Estrogen deficiency after menopause predictably leads to bone loss and osteoporosis. Accordingly, HRT is the accepted standard of practice for the prevention and for the treatment of osteoporosis. In our study HRT found as a protective factor in both area. Medication with steroids has been shown as risk factor for femoral osteoporosis in our study. Regarded to literature a strong negative correlation was found between cumulative glucocorticoid dose and BMD at spine and hip (34).
Exercises have been shown as a protective factor in both regions in this study. Recent evidence indicates that some forms of physical activity may maintain or even increase BMD in selected population (35).
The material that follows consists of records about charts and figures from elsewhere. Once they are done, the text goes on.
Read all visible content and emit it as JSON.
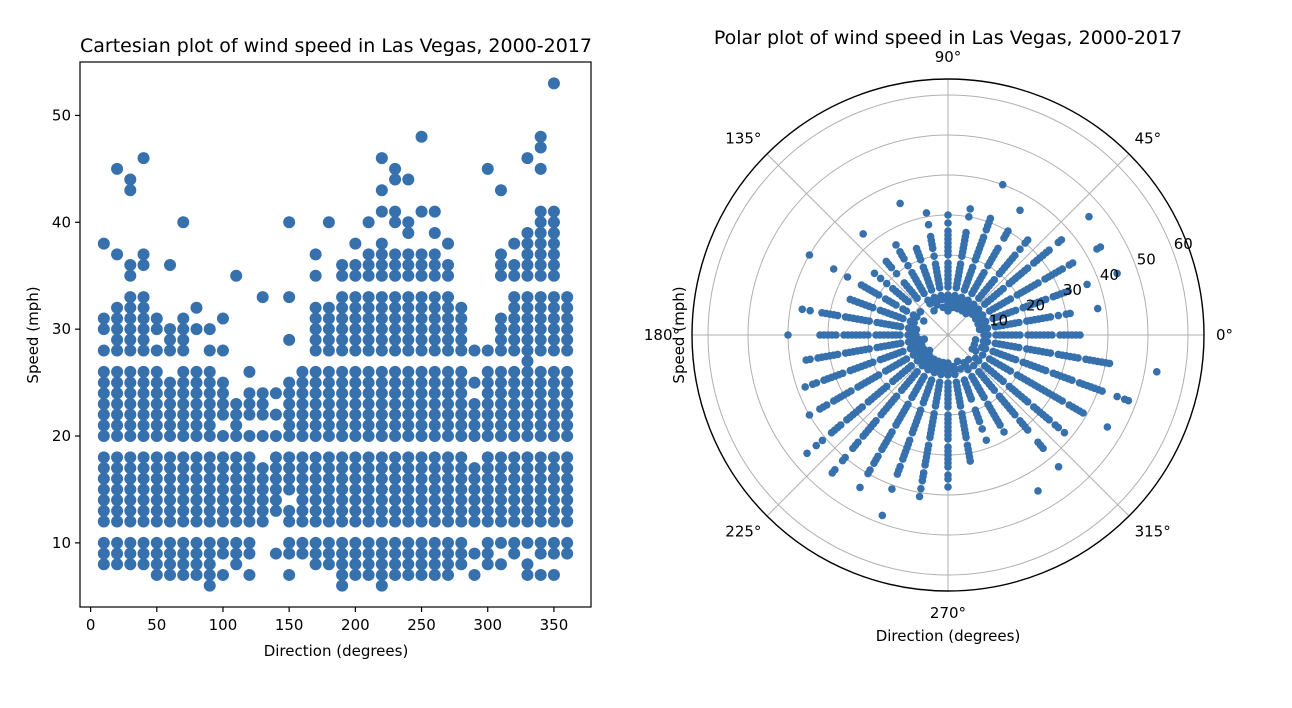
{
  "colors": {
    "point": "#3670ad",
    "grid": "#b0b0b0",
    "axis": "#000000",
    "background": "#ffffff"
  },
  "chart_data": [
    {
      "type": "scatter",
      "title": "Cartesian plot of wind speed in Las Vegas, 2000-2017",
      "xlabel": "Direction (degrees)",
      "ylabel": "Speed (mph)",
      "xlim": [
        -8,
        378
      ],
      "ylim": [
        4,
        55
      ],
      "xticks": [
        0,
        50,
        100,
        150,
        200,
        250,
        300,
        350
      ],
      "yticks": [
        10,
        20,
        30,
        40,
        50
      ],
      "grid": false,
      "directions": [
        10,
        20,
        30,
        40,
        50,
        60,
        70,
        80,
        90,
        100,
        110,
        120,
        130,
        140,
        150,
        160,
        170,
        180,
        190,
        200,
        210,
        220,
        230,
        240,
        250,
        260,
        270,
        280,
        290,
        300,
        310,
        320,
        330,
        340,
        350,
        360
      ],
      "series": [
        {
          "direction_speeds": {
            "10": [
              8,
              9,
              10,
              12,
              13,
              14,
              15,
              16,
              17,
              18,
              20,
              21,
              22,
              23,
              24,
              25,
              26,
              28,
              30,
              31,
              38
            ],
            "20": [
              8,
              9,
              10,
              12,
              13,
              14,
              15,
              16,
              17,
              18,
              20,
              21,
              22,
              23,
              24,
              25,
              26,
              28,
              29,
              30,
              31,
              32,
              37,
              45
            ],
            "30": [
              8,
              9,
              10,
              12,
              13,
              14,
              15,
              16,
              17,
              18,
              20,
              21,
              22,
              23,
              24,
              25,
              26,
              28,
              29,
              30,
              31,
              32,
              33,
              35,
              36,
              43,
              44
            ],
            "40": [
              8,
              9,
              10,
              12,
              13,
              14,
              15,
              16,
              17,
              18,
              20,
              21,
              22,
              23,
              24,
              25,
              26,
              28,
              29,
              30,
              31,
              32,
              33,
              36,
              37,
              46
            ],
            "50": [
              7,
              8,
              9,
              10,
              12,
              13,
              14,
              15,
              16,
              17,
              18,
              20,
              21,
              22,
              23,
              24,
              25,
              26,
              28,
              30,
              31
            ],
            "60": [
              7,
              8,
              9,
              10,
              12,
              13,
              14,
              15,
              16,
              17,
              18,
              20,
              21,
              22,
              23,
              24,
              25,
              28,
              29,
              30,
              36
            ],
            "70": [
              7,
              8,
              9,
              10,
              12,
              13,
              14,
              15,
              16,
              17,
              18,
              20,
              21,
              22,
              23,
              24,
              25,
              26,
              28,
              29,
              30,
              31,
              40
            ],
            "80": [
              7,
              8,
              9,
              10,
              12,
              13,
              14,
              15,
              16,
              17,
              18,
              20,
              21,
              22,
              23,
              24,
              25,
              26,
              30,
              32
            ],
            "90": [
              6,
              7,
              8,
              9,
              10,
              12,
              13,
              14,
              15,
              16,
              17,
              18,
              20,
              21,
              22,
              23,
              24,
              25,
              26,
              28,
              30
            ],
            "100": [
              7,
              9,
              10,
              12,
              13,
              14,
              15,
              16,
              17,
              18,
              20,
              22,
              23,
              24,
              25,
              28,
              31
            ],
            "110": [
              8,
              9,
              10,
              12,
              13,
              14,
              15,
              16,
              17,
              18,
              20,
              21,
              22,
              23,
              35
            ],
            "120": [
              7,
              9,
              10,
              12,
              13,
              14,
              15,
              16,
              17,
              18,
              20,
              22,
              23,
              24,
              26
            ],
            "130": [
              12,
              13,
              14,
              15,
              16,
              17,
              20,
              22,
              23,
              24,
              33
            ],
            "140": [
              9,
              13,
              14,
              15,
              16,
              17,
              18,
              20,
              22,
              24
            ],
            "150": [
              7,
              9,
              10,
              12,
              13,
              15,
              16,
              17,
              18,
              20,
              21,
              22,
              23,
              24,
              25,
              29,
              33,
              40
            ],
            "160": [
              9,
              10,
              12,
              13,
              14,
              15,
              16,
              17,
              18,
              20,
              21,
              22,
              23,
              24,
              25,
              26
            ],
            "170": [
              8,
              9,
              10,
              12,
              13,
              14,
              15,
              16,
              17,
              18,
              20,
              21,
              22,
              23,
              24,
              25,
              26,
              28,
              29,
              30,
              31,
              32,
              35,
              37
            ],
            "180": [
              8,
              9,
              10,
              12,
              13,
              14,
              15,
              16,
              17,
              18,
              20,
              21,
              22,
              23,
              24,
              25,
              26,
              28,
              29,
              30,
              31,
              32,
              40
            ],
            "190": [
              6,
              7,
              8,
              9,
              10,
              12,
              13,
              14,
              15,
              16,
              17,
              18,
              20,
              21,
              22,
              23,
              24,
              25,
              26,
              28,
              29,
              30,
              31,
              32,
              33,
              35,
              36
            ],
            "200": [
              7,
              8,
              9,
              10,
              12,
              13,
              14,
              15,
              16,
              17,
              18,
              20,
              21,
              22,
              23,
              24,
              25,
              26,
              28,
              29,
              30,
              31,
              32,
              33,
              35,
              36,
              38
            ],
            "210": [
              7,
              8,
              9,
              10,
              12,
              13,
              14,
              15,
              16,
              17,
              18,
              20,
              21,
              22,
              23,
              24,
              25,
              26,
              28,
              29,
              30,
              31,
              32,
              33,
              35,
              36,
              37,
              40
            ],
            "220": [
              6,
              7,
              8,
              9,
              10,
              12,
              13,
              14,
              15,
              16,
              17,
              18,
              20,
              21,
              22,
              23,
              24,
              25,
              26,
              28,
              29,
              30,
              31,
              32,
              33,
              35,
              36,
              37,
              38,
              41,
              43,
              46
            ],
            "230": [
              7,
              8,
              9,
              10,
              12,
              13,
              14,
              15,
              16,
              17,
              18,
              20,
              21,
              22,
              23,
              24,
              25,
              26,
              28,
              29,
              30,
              31,
              32,
              33,
              35,
              36,
              37,
              40,
              41,
              44,
              45
            ],
            "240": [
              7,
              8,
              9,
              10,
              12,
              13,
              14,
              15,
              16,
              17,
              18,
              20,
              21,
              22,
              23,
              24,
              25,
              26,
              28,
              29,
              30,
              31,
              32,
              33,
              35,
              36,
              37,
              39,
              40,
              44
            ],
            "250": [
              7,
              8,
              9,
              10,
              12,
              13,
              14,
              15,
              16,
              17,
              18,
              20,
              21,
              22,
              23,
              24,
              25,
              26,
              28,
              29,
              30,
              31,
              32,
              33,
              35,
              36,
              37,
              41,
              48
            ],
            "260": [
              7,
              8,
              9,
              10,
              12,
              13,
              14,
              15,
              16,
              17,
              18,
              20,
              21,
              22,
              23,
              24,
              25,
              26,
              28,
              29,
              30,
              31,
              32,
              33,
              35,
              36,
              37,
              39,
              41
            ],
            "270": [
              7,
              8,
              9,
              10,
              12,
              13,
              14,
              15,
              16,
              17,
              18,
              20,
              21,
              22,
              23,
              24,
              25,
              26,
              28,
              29,
              30,
              31,
              32,
              33,
              35,
              36,
              38
            ],
            "280": [
              8,
              9,
              10,
              12,
              13,
              14,
              15,
              16,
              17,
              18,
              20,
              21,
              22,
              23,
              24,
              25,
              26,
              28,
              29,
              30,
              31,
              32
            ],
            "290": [
              7,
              9,
              12,
              13,
              14,
              15,
              16,
              17,
              20,
              21,
              22,
              23,
              25,
              28
            ],
            "300": [
              8,
              9,
              10,
              12,
              13,
              14,
              15,
              16,
              17,
              18,
              20,
              21,
              22,
              23,
              24,
              25,
              26,
              28,
              45
            ],
            "310": [
              8,
              10,
              12,
              13,
              14,
              15,
              16,
              17,
              18,
              20,
              21,
              22,
              23,
              24,
              25,
              26,
              28,
              29,
              30,
              31,
              35,
              36,
              37,
              43
            ],
            "320": [
              9,
              10,
              12,
              13,
              14,
              15,
              16,
              17,
              18,
              20,
              21,
              22,
              23,
              24,
              25,
              26,
              28,
              29,
              30,
              31,
              32,
              33,
              35,
              36,
              38
            ],
            "330": [
              7,
              8,
              10,
              12,
              13,
              14,
              15,
              16,
              17,
              18,
              20,
              21,
              22,
              23,
              24,
              25,
              26,
              27,
              28,
              29,
              30,
              31,
              32,
              33,
              35,
              36,
              37,
              38,
              39,
              46
            ],
            "340": [
              7,
              9,
              10,
              12,
              13,
              14,
              15,
              16,
              17,
              18,
              20,
              21,
              22,
              23,
              24,
              25,
              26,
              28,
              29,
              30,
              31,
              32,
              33,
              35,
              36,
              37,
              38,
              39,
              40,
              41,
              45,
              47,
              48
            ],
            "350": [
              7,
              9,
              10,
              12,
              13,
              14,
              15,
              16,
              17,
              18,
              20,
              21,
              22,
              23,
              24,
              25,
              26,
              28,
              29,
              30,
              31,
              32,
              33,
              35,
              36,
              37,
              38,
              39,
              40,
              41,
              53
            ],
            "360": [
              9,
              10,
              12,
              13,
              14,
              15,
              16,
              17,
              18,
              20,
              21,
              22,
              23,
              24,
              25,
              26,
              28,
              29,
              30,
              31,
              32,
              33
            ]
          }
        }
      ]
    },
    {
      "type": "scatter",
      "projection": "polar",
      "title": "Polar plot of wind speed in Las Vegas, 2000-2017",
      "xlabel": "Direction (degrees)",
      "ylabel": "Speed (mph)",
      "rlim": [
        0,
        64
      ],
      "rticks": [
        10,
        20,
        30,
        40,
        50,
        60
      ],
      "theta_ticks": [
        "0°",
        "45°",
        "90°",
        "135°",
        "180°",
        "225°",
        "270°",
        "315°"
      ],
      "grid": true,
      "data_source": "same direction/speed pairs as the Cartesian plot"
    }
  ]
}
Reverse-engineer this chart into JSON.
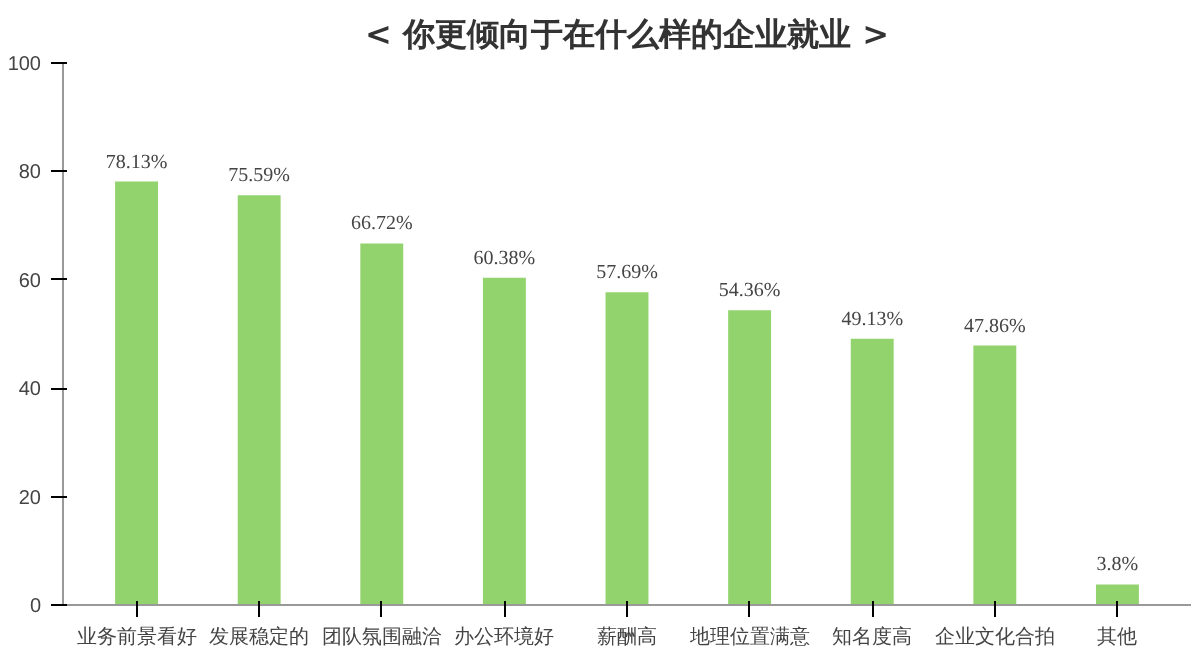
{
  "chart_data": {
    "type": "bar",
    "title": "< 你更倾向于在什么样的企业就业 >",
    "categories": [
      "业务前景看好",
      "发展稳定的",
      "团队氛围融洽",
      "办公环境好",
      "薪酬高",
      "地理位置满意",
      "知名度高",
      "企业文化合拍",
      "其他"
    ],
    "values": [
      78.13,
      75.59,
      66.72,
      60.38,
      57.69,
      54.36,
      49.13,
      47.86,
      3.8
    ],
    "color": "#92d36e",
    "ylim": [
      0,
      100
    ],
    "yticks": [
      0,
      20,
      40,
      60,
      80,
      100
    ],
    "grid": false,
    "value_labels": [
      "78.13%",
      "75.59%",
      "66.72%",
      "60.38%",
      "57.69%",
      "54.36%",
      "49.13%",
      "47.86%",
      "3.8%"
    ]
  }
}
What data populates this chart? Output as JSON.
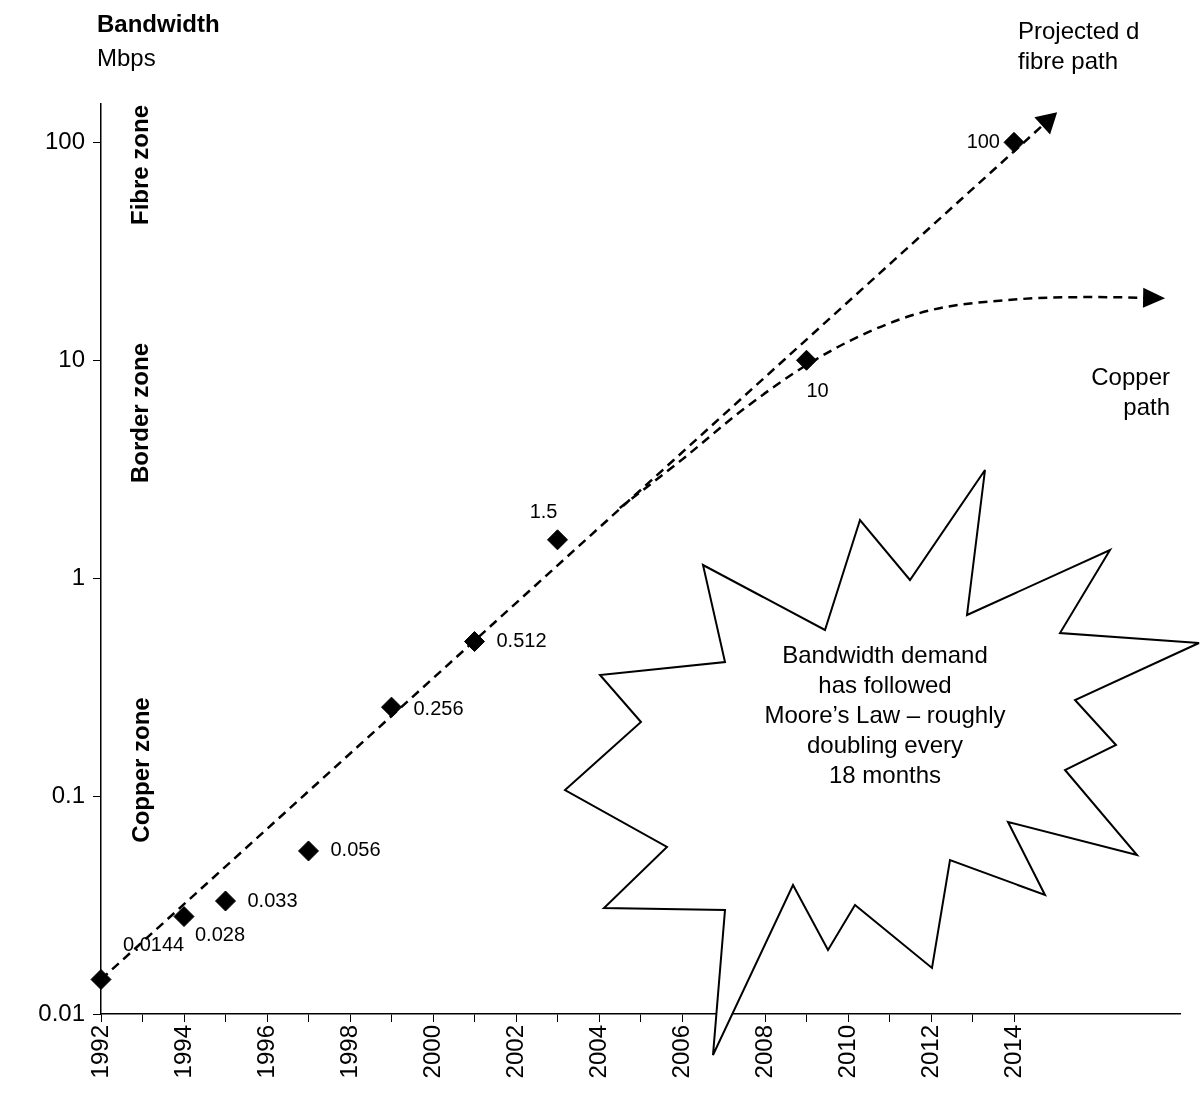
{
  "chart_data": {
    "type": "scatter",
    "ylabel": "Bandwidth",
    "subtitle": "Mbps",
    "log": "y",
    "grid": false,
    "legend": false,
    "xlim": [
      1992,
      2018
    ],
    "xticks": [
      1992,
      {
        "value": 1993,
        "label": null
      },
      1994,
      {
        "value": 1995,
        "label": null
      },
      1996,
      {
        "value": 1997,
        "label": null
      },
      1998,
      {
        "value": 1999,
        "label": null
      },
      2000,
      {
        "value": 2001,
        "label": null
      },
      2002,
      {
        "value": 2003,
        "label": null
      },
      2004,
      {
        "value": 2005,
        "label": null
      },
      2006,
      {
        "value": 2007,
        "label": null
      },
      2008,
      {
        "value": 2009,
        "label": null
      },
      2010,
      {
        "value": 2011,
        "label": null
      },
      2012,
      {
        "value": 2013,
        "label": null
      },
      2014
    ],
    "ylim": [
      0.01,
      150
    ],
    "yticks": [
      0.01,
      0.1,
      1,
      10,
      100
    ],
    "series": [
      {
        "color": "#000000",
        "marker": "diamond",
        "x": [
          1992,
          1994,
          1995,
          1997,
          1999,
          2001,
          2003,
          2009,
          2014
        ],
        "values": [
          0.0144,
          0.028,
          0.033,
          0.056,
          0.256,
          0.512,
          1.5,
          10,
          100
        ],
        "value_labels": [
          "0.0144",
          "0.028",
          "0.033",
          "0.056",
          "0.256",
          "0.512",
          "1.5",
          "10",
          "100"
        ]
      },
      {
        "type": "line",
        "color": "#000000",
        "marker": "triangle",
        "line_style": "dashed",
        "x": [
          1992,
          2014.8
        ],
        "values": [
          0.0144,
          125
        ]
      },
      {
        "type": "line",
        "color": "#000000",
        "marker": "none",
        "line_style": "dashed",
        "x": [
          2004.5,
          2006,
          2007.5,
          2009,
          2010.5,
          2012,
          2014,
          2016,
          2017.4
        ],
        "values": [
          2.1,
          3.5,
          6,
          9.5,
          13.5,
          17,
          19,
          19.5,
          19.3
        ]
      }
    ],
    "annotations": [
      "Fibre zone",
      "Border zone",
      "Copper zone",
      "Projected d\nfibre path",
      "Copper\npath",
      "Bandwidth demand\nhas followed\nMoore’s Law – roughly\ndoubling every\n18 months"
    ]
  }
}
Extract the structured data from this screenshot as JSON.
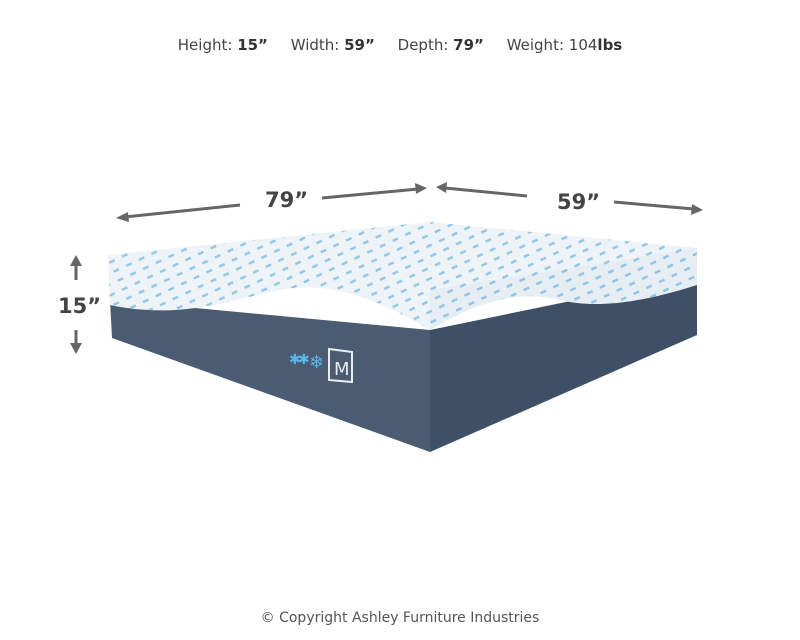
{
  "specs": {
    "height_label": "Height:",
    "height_value": "15”",
    "width_label": "Width:",
    "width_value": "59”",
    "depth_label": "Depth:",
    "depth_value": "79”",
    "weight_label": "Weight:",
    "weight_value": "104",
    "weight_unit": "lbs"
  },
  "dimensions": {
    "length": "79”",
    "width": "59”",
    "height": "15”"
  },
  "logo": {
    "letter": "M"
  },
  "copyright": "© Copyright Ashley Furniture Industries",
  "colors": {
    "cover": "#eef4f8",
    "pattern": "#3a9ad6",
    "base": "#44546a",
    "arrow": "#666666"
  }
}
In this study women with no regular walking were at risk for femoral osteoporosis. There was no significant protective role in walking or the time and duration of walking for spine regions. Other kinds of exercises like aerobic, swimming, weight lifting and others have been shown as a protective factor in both region but it remained significant after age height and weight adjustment only in femur. Although the result of a meta-analysis on controlled clinical trials with individual patient data showed that the exercise protocols that were used in this individual patient do not improve femoral neck bone mineral density in post menopausal women (36) regarded to another study aerobics, weight bearing and resistance exercises were shown all effective in increasing the BMD of the spine in postmenopausal women. Walking was also effective on the hip (37).
Conclusion
In this study osteoporosis in femur and spine were shown to be associated with several known risk factors as were described in previous studies. There are some common and different protective and risk factors for spinal and femoral osteoporosis in this population. It seems that risk factors for spine osteoporosis versus femur osteoporosis vary country to country.
Ethical considerations
Ethical issues (Including plagiarism, Informed Consent, misconduct, data fabrication and/or falsification, double publication and/or submission, redundancy, etc) have been completely observed by the authors.
Acknowledgments
We are thankful to all of the staffs and members in EMRC in Tehran University of medical sciences and Mehrad bone assessment center for their cooperation and support during the study period. The authors declare that there is no conflict of interest.